Foxman pointed to the continuing attraction exerted by Nation of Islam leader Louis Farrakhan, with his long record of anti-Semitic remarks, over large numbers of blacks. “I don’t know of any other African-American leader who can gather a crowd of 20,000,” he said. “Jesse Jackson, Al Sharpton — they are not there on this issue.”
The ADL’s second front on battling anti-Semitism is the Internet, which Foxman terms a “godsend for the bigots.” It is also the topic of a new book Foxman co-authored, “Viral Hate,” scheduled for publication in June. The ADL views the Internet as its major challenge for the next 20 to 30 years and is focusing much of its effort on exposing and confronting those spreading hatred under the mask of anonymity provided by the Web. It is this anonymity, the ADL believes, that allows racists to disseminate their views without paying the societal price for bigotry.

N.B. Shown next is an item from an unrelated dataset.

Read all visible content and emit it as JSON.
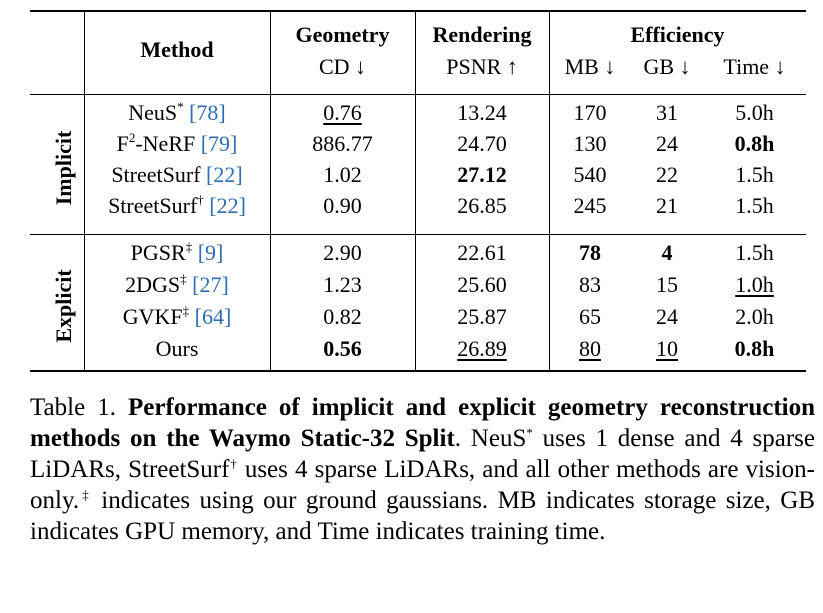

The ADL’s domestic civil rights advocacy, including its support for lesbian, gay, bisexual and transgender rights; its anti-bullying activity, and its sensitivity training sessions for ethnic and religious diversity, may take up the lion’s share of its budget and time. But increasingly, it is the group’s outspoken support for Israel that draws public attention.
Foxman is willing to address some of Israel’s domestic inequalities, including its lack of religious pluralism for Jewish denominations. But he has consistently refused to discuss Israel’s human rights record when it comes to the Jewish state’s treatment of Palestinians in the West Bank.
“We don’t see occupation as a violation of civil rights,” he said in an interview, adding that claims of abuses are used “as a club against Israel and [are] clothed in apartheid civil rights.”
The ADL, like other membership-based national Jewish organization, is struggling to find its way forward financially these days. The group is slowly recovering from a drop in donations following the 2008 financial downturn and has begun rehiring after a period of layoffs. But it still faces an uphill battle in convincing Jewish Americans to support an all-in-one group that deals with a variety of issues, from Israel to civil rights.
Such groups once formed the backbone of American Jewish life. But today, single-issue organizations such as the American Israel Public Affairs Committee and J Street are thriving, while the ADL and similar organizations are working hard to find their footing.
“The community is polarized, and therefore moderate positions are not welcomed, nuanced positions are not welcomed,” Foxman said. He nevertheless evinced optimism that American Jews will eventually return when they understand that “hard-line positions will not carry the day.”
As for his own plans, Foxman, already accustomed to being questioned on how long he’ll remain at the group’s helm, quickly pulled out one of his one-liners that have made him a media favorite. “Whenever I find something else to do, I’ll let you know,” he replied.
Forward assistant managing editor Larry Cohler-Esses contributed to this story.